The factory apprentice school of the Warner and Swasey Company and New York Central Railroad type possesses many advantages over any kind of continuation instruction carried on outside of the plants where the boys are employed. A better correlation between the class and shop work is possible together with a more personal relation between teacher and pupils than is usually found when the pupils are drawn from a number of different establishments. It must be admitted, however, that this method of training apprentices is not feasible except in very large plants, as in small classes the teaching cost becomes prohibitive. There is little probability that it will ever be adopted by enough employers to take care of more than an insignificant proportion of the boys who enter the skilled trades.

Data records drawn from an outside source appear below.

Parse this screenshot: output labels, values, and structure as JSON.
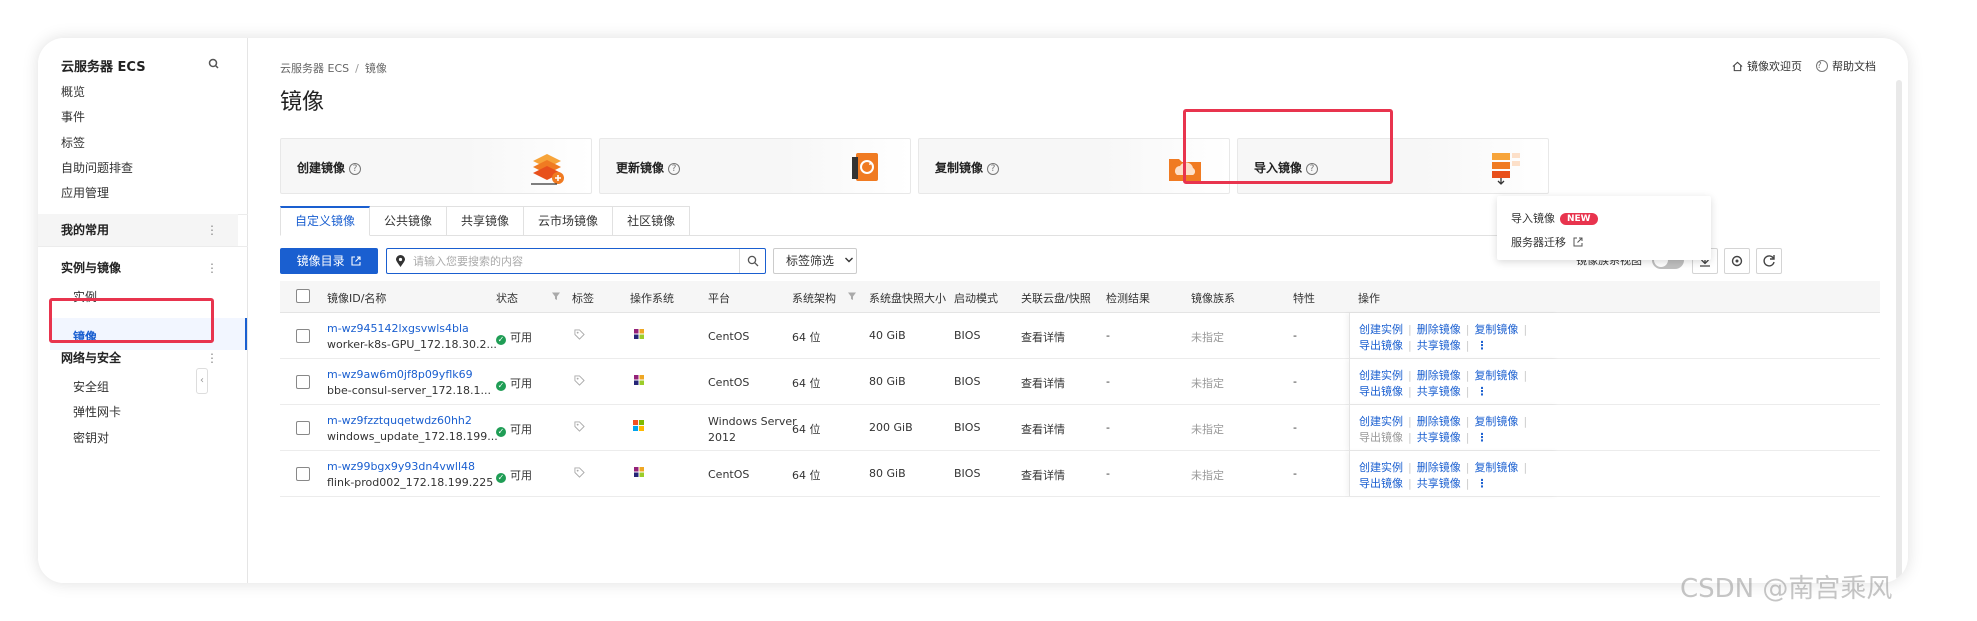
{
  "sidebar": {
    "title": "云服务器 ECS",
    "items": [
      "概览",
      "事件",
      "标签",
      "自助问题排查",
      "应用管理"
    ],
    "groups": {
      "favorites": "我的常用",
      "instances_images": "实例与镜像",
      "network": "网络与安全"
    },
    "sub_instances": [
      "实例",
      "镜像"
    ],
    "sub_network": [
      "安全组",
      "弹性网卡",
      "密钥对"
    ]
  },
  "header": {
    "breadcrumb_root": "云服务器 ECS",
    "breadcrumb_sep": "/",
    "breadcrumb_current": "镜像",
    "title": "镜像",
    "welcome_link": "镜像欢迎页",
    "help_link": "帮助文档"
  },
  "cards": [
    {
      "label": "创建镜像"
    },
    {
      "label": "更新镜像"
    },
    {
      "label": "复制镜像"
    },
    {
      "label": "导入镜像"
    }
  ],
  "import_dropdown": {
    "item1": "导入镜像",
    "badge": "NEW",
    "item2": "服务器迁移"
  },
  "tabs": [
    "自定义镜像",
    "公共镜像",
    "共享镜像",
    "云市场镜像",
    "社区镜像"
  ],
  "toolbar": {
    "catalog_button": "镜像目录",
    "search_placeholder": "请输入您要搜索的内容",
    "tag_filter": "标签筛选",
    "family_view": "镜像族系视图"
  },
  "table": {
    "headers": [
      "镜像ID/名称",
      "状态",
      "标签",
      "操作系统",
      "平台",
      "系统架构",
      "系统盘快照大小",
      "启动模式",
      "关联云盘/快照",
      "检测结果",
      "镜像族系",
      "特性",
      "操作"
    ],
    "rows": [
      {
        "id": "m-wz945142lxgsvwls4bla",
        "name": "worker-k8s-GPU_172.18.30.2...",
        "status": "可用",
        "os": "centos",
        "platform": "CentOS",
        "platform2": "",
        "arch": "64 位",
        "size": "40 GiB",
        "boot": "BIOS",
        "disk": "查看详情",
        "check": "-",
        "family": "未指定",
        "feature": "-",
        "export": "导出镜像"
      },
      {
        "id": "m-wz9aw6m0jf8p09yflk69",
        "name": "bbe-consul-server_172.18.1...",
        "status": "可用",
        "os": "centos",
        "platform": "CentOS",
        "platform2": "",
        "arch": "64 位",
        "size": "80 GiB",
        "boot": "BIOS",
        "disk": "查看详情",
        "check": "-",
        "family": "未指定",
        "feature": "-",
        "export": "导出镜像"
      },
      {
        "id": "m-wz9fzztquqetwdz60hh2",
        "name": "windows_update_172.18.199...",
        "status": "可用",
        "os": "windows",
        "platform": "Windows Server",
        "platform2": "2012",
        "arch": "64 位",
        "size": "200 GiB",
        "boot": "BIOS",
        "disk": "查看详情",
        "check": "-",
        "family": "未指定",
        "feature": "-",
        "export": "导出镜像"
      },
      {
        "id": "m-wz99bgx9y93dn4vwll48",
        "name": "flink-prod002_172.18.199.225",
        "status": "可用",
        "os": "centos",
        "platform": "CentOS",
        "platform2": "",
        "arch": "64 位",
        "size": "80 GiB",
        "boot": "BIOS",
        "disk": "查看详情",
        "check": "-",
        "family": "未指定",
        "feature": "-",
        "export": "导出镜像"
      }
    ],
    "ops": {
      "create": "创建实例",
      "delete": "删除镜像",
      "copy": "复制镜像",
      "share": "共享镜像"
    }
  },
  "watermark": "CSDN @南宫乘风",
  "colors": {
    "accent": "#1a5fd0",
    "highlight": "#e8344e",
    "success": "#1f9d55"
  }
}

The results obtained, here and in other cities, through cooeperative schemes, such as the Y.M.C.A. continuation school, are in the main disappointing. Their failure to reach more than a few of the boys who need trade-extension training is due partly to the fact that they operate under a condition that is fundamentally unjust. One employer interviewed during the survey stated the case very clearly: “I can see no good reason why I should make pecuniary sacrifices for the benefit of my competitors. Very few of my apprentices remain until the end of their term, because by the time they have completed their second year other firms which make no effort to train their quota of skilled workmen for the trade steal them away from me. Any plan for the training of apprentices which does not apportion the burden among the different establishments in direct proportion to the number of men they have, simply penalizes those public-spirited employers who participate in it.”
CONTINUATION TRAINING FROM 15 TO 18
The years between 15 and 18 are among the most important in the life of the young worker. If left to his own devices during this period, he is very likely to lose much of vocational value of his earlier education, because he does not grasp the relation which the knowledge he acquired in school bears to his daily work. As a result the problem of supplementary instruction at a later age, when he wakes up to his need for it, becomes much more difficult than if trade-extension training had been taken up at once when he entered employment.
The vocational interests of young workers and the social interests of the community are both opposed to the current practice of “graduating” boys from the public schools at the ages of 15 or 16 and then losing sight of them. The fact that the large number who go into industrial occupations will not or cannot remain in school beyond these ages does not absolve the school system from further responsibility for their educational future. There should not be a complete severance between the boy and the school until he has reached a relatively mature age. In other words, the school system should maintain, as long as possible, such a relation with him as will help to round out his education and lead him to continue it after reaching manhood.